Logen no echó la vista atrás. Se habían colocado antorchas a lo largo de la muralla, a unos diez pasos una de otra, y sus brillantes llamas, rodeadas de nubes de insectos, rasgaban la oscuridad. En las zonas iluminadas se veían hombres apoyados en lanzas, aferrando arcos o con las espadas desenvainadas, que escrutaban la noche para que nadie les diera una sorpresa. A Bethod siempre le habían encantado las sorpresas, y Logen suponía que, de una u otra forma, acabarían llevándose alguna antes de que todo acabara.
Se arrimó al parapeto, posó las manos en la húmeda superficie de la piedra y contempló con gesto ceñudo las hogueras que ardían en la negrura del valle. Las de Bethod, a lo lejos en la oscuridad, y las suyas, unos fuegos que habían encendido bajo la muralla para intentar pillar a cualquier cabrón astuto que quisiera aproximarse sin ser visto. Proyectaban parpadeantes círculos sobre las oscuras rocas del terreno e iluminaban acá y allá el cadáver retorcido de algún Cabeza Plana, hecho trizas tras haber sido arrojado desde la muralla o acribillado a flechazos.
Al notar un movimiento detrás de él, un hormigueo recorrió la espalda de Logen y sus ojos se movieron oblicuamente. Tal vez fuera Escalofríos, dispuesto a saldar cuentas arrojándole desde lo alto de la muralla. Escalofríos u otro de esos cientos de hombres que se la tenían jurada por algo que Logen ya no recordaba pero que ellos no olvidarían jamás Se aseguró de que tenía la mano lo bastante cerca de un acero, enseñó los dientes y se preparó para volverse en redondo y soltar su golpe.
—No nos ha ido del todo mal hoy, ¿eh? —dijo el Sabueso—. No hemos tenido ni veinte bajas.
Logen volvió a respirar con calma y dejó caer la mano.

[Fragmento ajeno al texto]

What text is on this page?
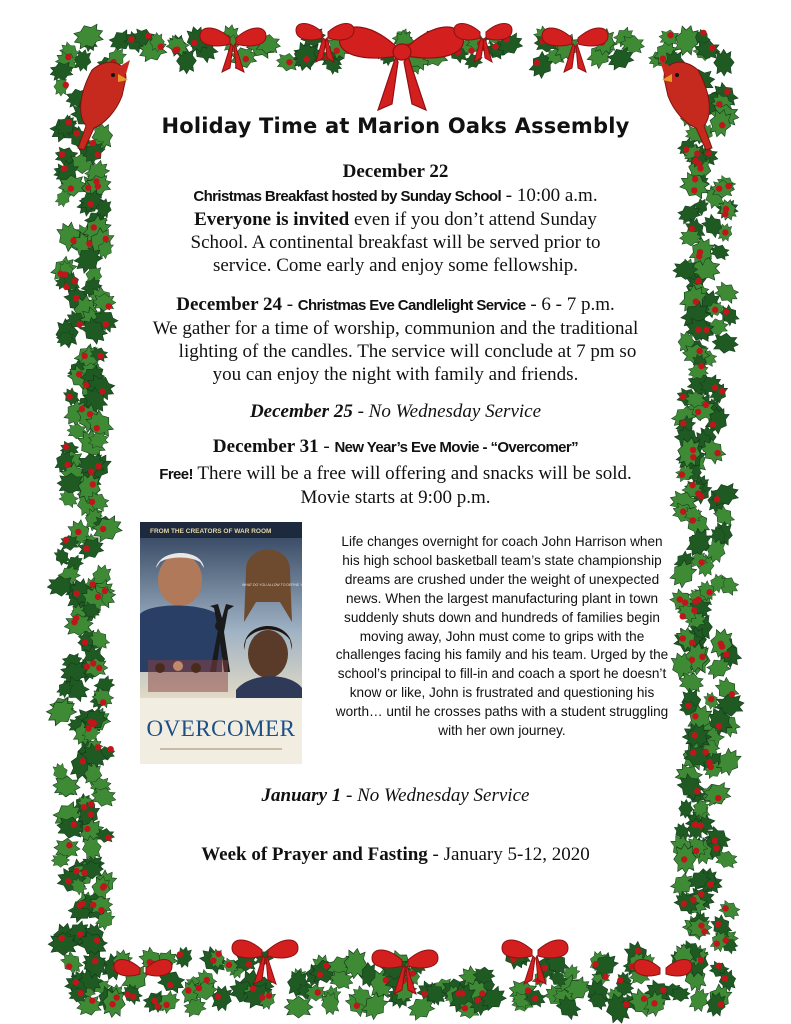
Holiday Time at Marion Oaks Assembly
December 22
Christmas Breakfast hosted by Sunday School - 10:00 a.m.
Everyone is invited even if you don’t attend Sunday
School. A continental breakfast will be served prior to
service. Come early and enjoy some fellowship.
December 24 - Christmas Eve Candlelight Service - 6 - 7 p.m.
We gather for a time of worship, communion and the traditional
lighting of the candles. The service will conclude at 7 pm so
you can enjoy the night with family and friends.
December 25 - No Wednesday Service
December 31 - New Year’s Eve Movie - “Overcomer”
Free! There will be a free will offering and snacks will be sold.
Movie starts at 9:00 p.m.
FROM THE CREATORS OF WAR ROOM
OVERCOMER
WHAT DO YOU ALLOW TO DEFINE YOU?
Life changes overnight for coach John Harrison when
his high school basketball team’s state championship
dreams are crushed under the weight of unexpected
news. When the largest manufacturing plant in town
suddenly shuts down and hundreds of families begin
moving away, John must come to grips with the
challenges facing his family and his team. Urged by the
school’s principal to fill-in and coach a sport he doesn’t
know or like, John is frustrated and questioning his
worth… until he crosses paths with a student struggling
with her own journey.
January 1 - No Wednesday Service
Week of Prayer and Fasting - January 5-12, 2020
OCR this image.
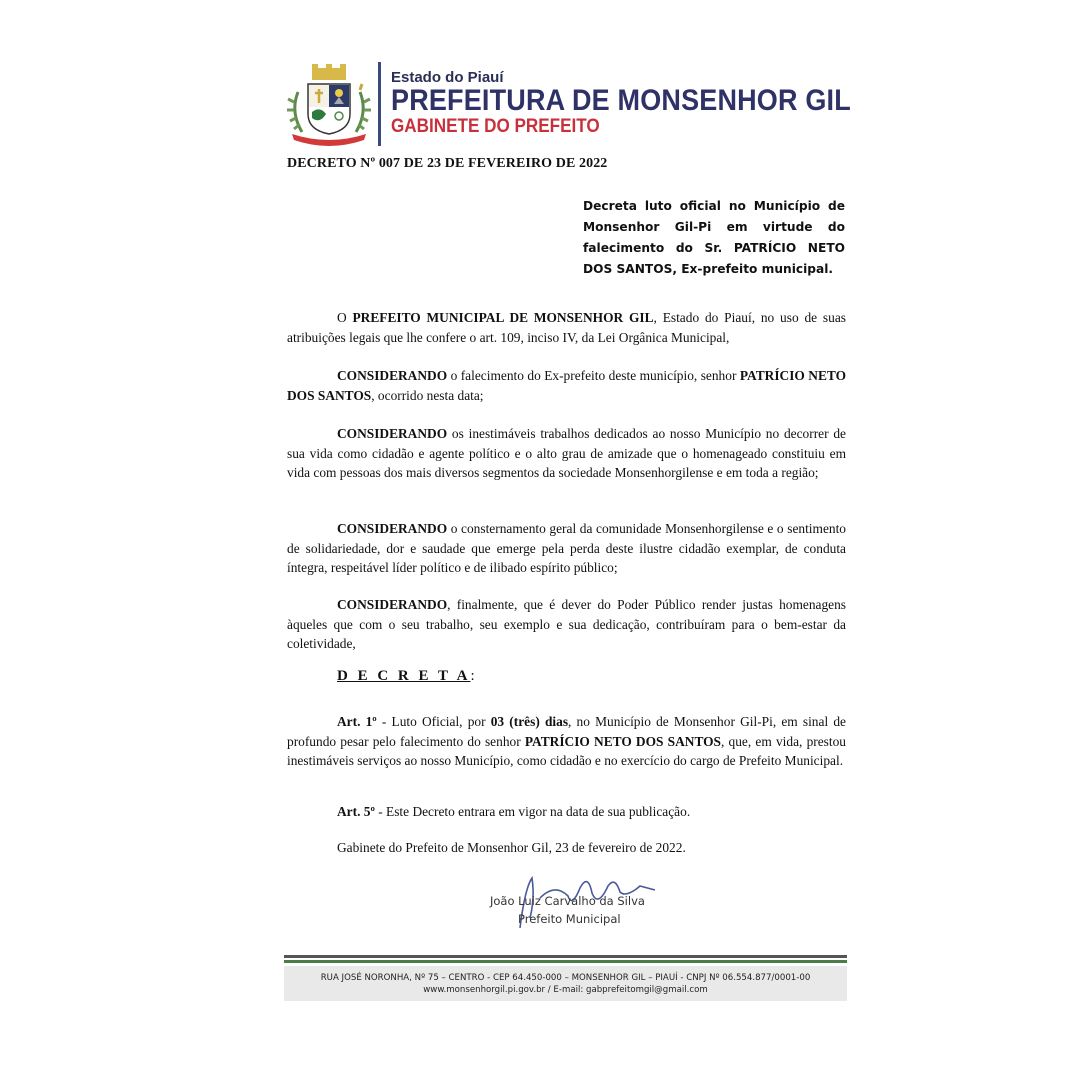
Estado do Piauí
PREFEITURA DE MONSENHOR GIL
GABINETE DO PREFEITO
DECRETO Nº 007 DE 23 DE FEVEREIRO DE 2022
Decreta luto oficial no Município de Monsenhor Gil-Pi em virtude do falecimento do Sr. PATRÍCIO NETO DOS SANTOS, Ex-prefeito municipal.

O PREFEITO MUNICIPAL DE MONSENHOR GIL, Estado do Piauí, no uso de suas atribuições legais que lhe confere o art. 109, inciso IV, da Lei Orgânica Municipal,

CONSIDERANDO o falecimento do Ex-prefeito deste município, senhor PATRÍCIO NETO DOS SANTOS, ocorrido nesta data;

CONSIDERANDO os inestimáveis trabalhos dedicados ao nosso Município no decorrer de sua vida como cidadão e agente político e o alto grau de amizade que o homenageado constituiu em vida com pessoas dos mais diversos segmentos da sociedade Monsenhorgilense e em toda a região;

CONSIDERANDO o consternamento geral da comunidade Monsenhorgilense e o sentimento de solidariedade, dor e saudade que emerge pela perda deste ilustre cidadão exemplar, de conduta íntegra, respeitável líder político e de ilibado espírito público;

CONSIDERANDO, finalmente, que é dever do Poder Público render justas homenagens àqueles que com o seu trabalho, seu exemplo e sua dedicação, contribuíram para o bem-estar da coletividade,

D E C R E T A:

Art. 1º - Luto Oficial, por 03 (três) dias, no Município de Monsenhor Gil-Pi, em sinal de profundo pesar pelo falecimento do senhor PATRÍCIO NETO DOS SANTOS, que, em vida, prestou inestimáveis serviços ao nosso Município, como cidadão e no exercício do cargo de Prefeito Municipal.

Art. 5º - Este Decreto entrara em vigor na data de sua publicação.
Gabinete do Prefeito de Monsenhor Gil, 23 de fevereiro de 2022.
João Luiz Carvalho da Silva
Prefeito Municipal
RUA JOSÉ NORONHA, Nº 75 – CENTRO - CEP 64.450-000 – MONSENHOR GIL – PIAUÍ - CNPJ Nº 06.554.877/0001-00
www.monsenhorgil.pi.gov.br / E-mail: gabprefeitomgil@gmail.com
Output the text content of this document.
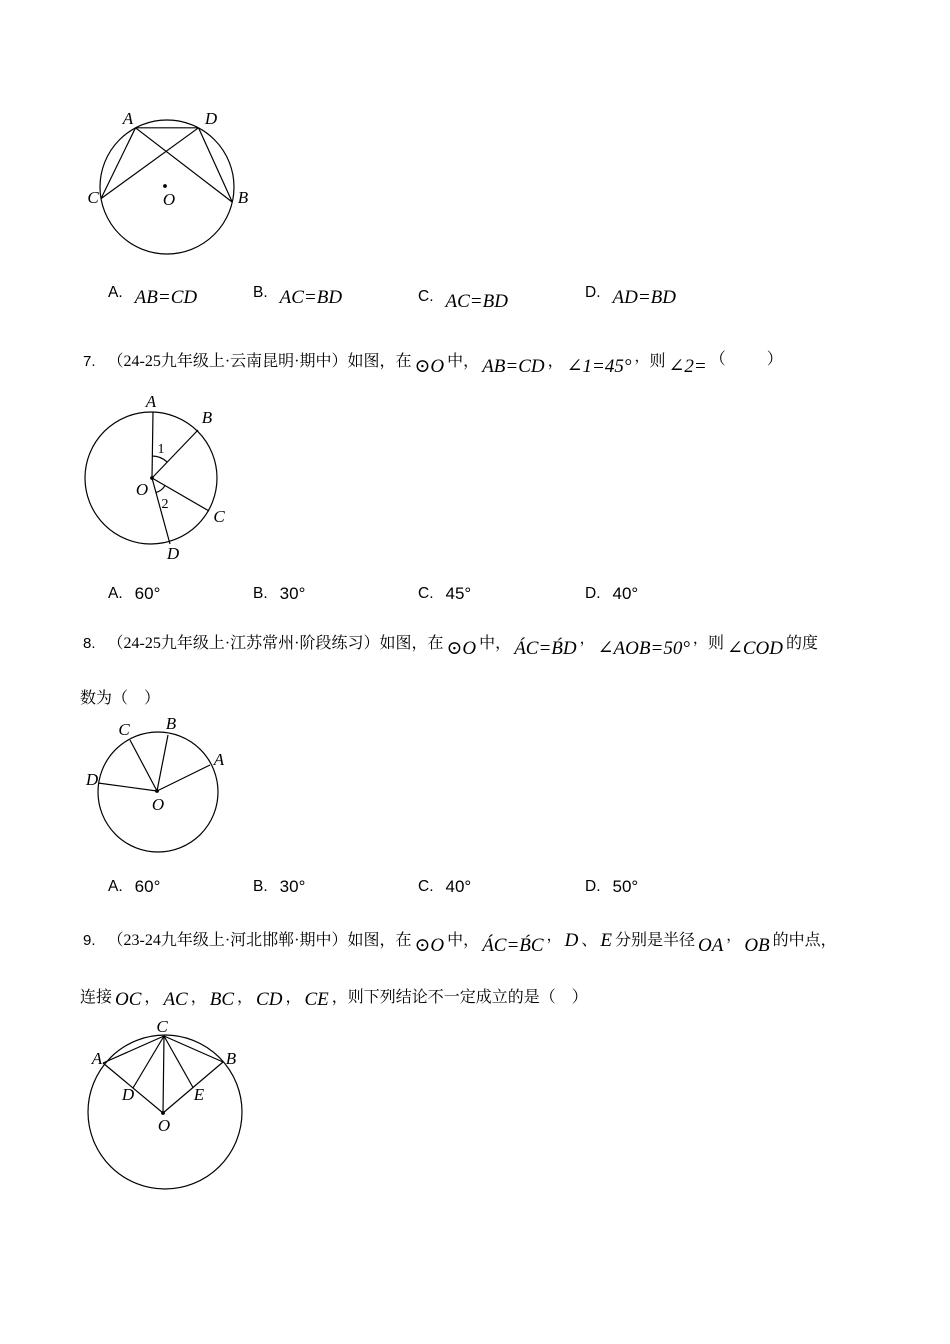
A	D
C	B
O
A. AB=CD	B. AC=BD	C. AC=BD	D. AD=BD
7. （24-25九年级上·云南昆明·期中）如图，在 ⊙O 中， AB=CD ， ∠1=45° ，则 ∠2= （　　）
A
B
C
D
O
1
2
A. 60°	B. 30°	C. 45°	D. 40°
8. （24-25九年级上·江苏常州·阶段练习）如图，在 ⊙O 中， ÁC=B́D ， ∠AOB=50° ，则 ∠COD 的度
数为（　）
B
C
A
D
O
A. 60°	B. 30°	C. 40°	D. 50°
9. （23-24九年级上·河北邯郸·期中）如图，在 ⊙O 中， ÁC=B́C ， D 、 E 分别是半径 OA ， OB 的中点，
连接 OC ， AC ， BC ， CD ， CE ，则下列结论不一定成立的是（　）
C
A	B
D	E
O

—Nos ha ido bien. Pero Bethod no ha hecho más que empezar. Nos está pinchando un poco para ver en donde somos más débiles, para ver si nos puede ir desgastando. Sabe que el tiempo es la clave. En una guerra no hay nada más importante que el tiempo. Un día o dos son mucho más valiosos para él que una montonera de Cabeza Planas. Si puede dar cuenta de nosotros rápidamente le dan igual las bajas.
—De modo que lo mejor será resistir lo más posible, ¿no?
En medio de la oscuridad, lejano y resonante, Logen oía el ruido de los herreros y los carpinteros trabajando.
—Ahí abajo andan fabricando cosas. Todo lo necesario para escalar nuestra muralla y rellenarnos el foso. Escalas a montones. Si puede, Bethod nos cogerá rápido, pero si no le queda más remedio, se lo tomará con calma.
El Sabueso asintió con la cabeza.
—Bueno, lo que decía. Lo mejor será resistir lo más posible. Si todo sale según lo planeado, dentro de poco tendremos aquí a la Unión.
—Más vale que sea así. Los planes tienen la maldita manía de hacerse pedazos cuando te apoyas mucho en ellos.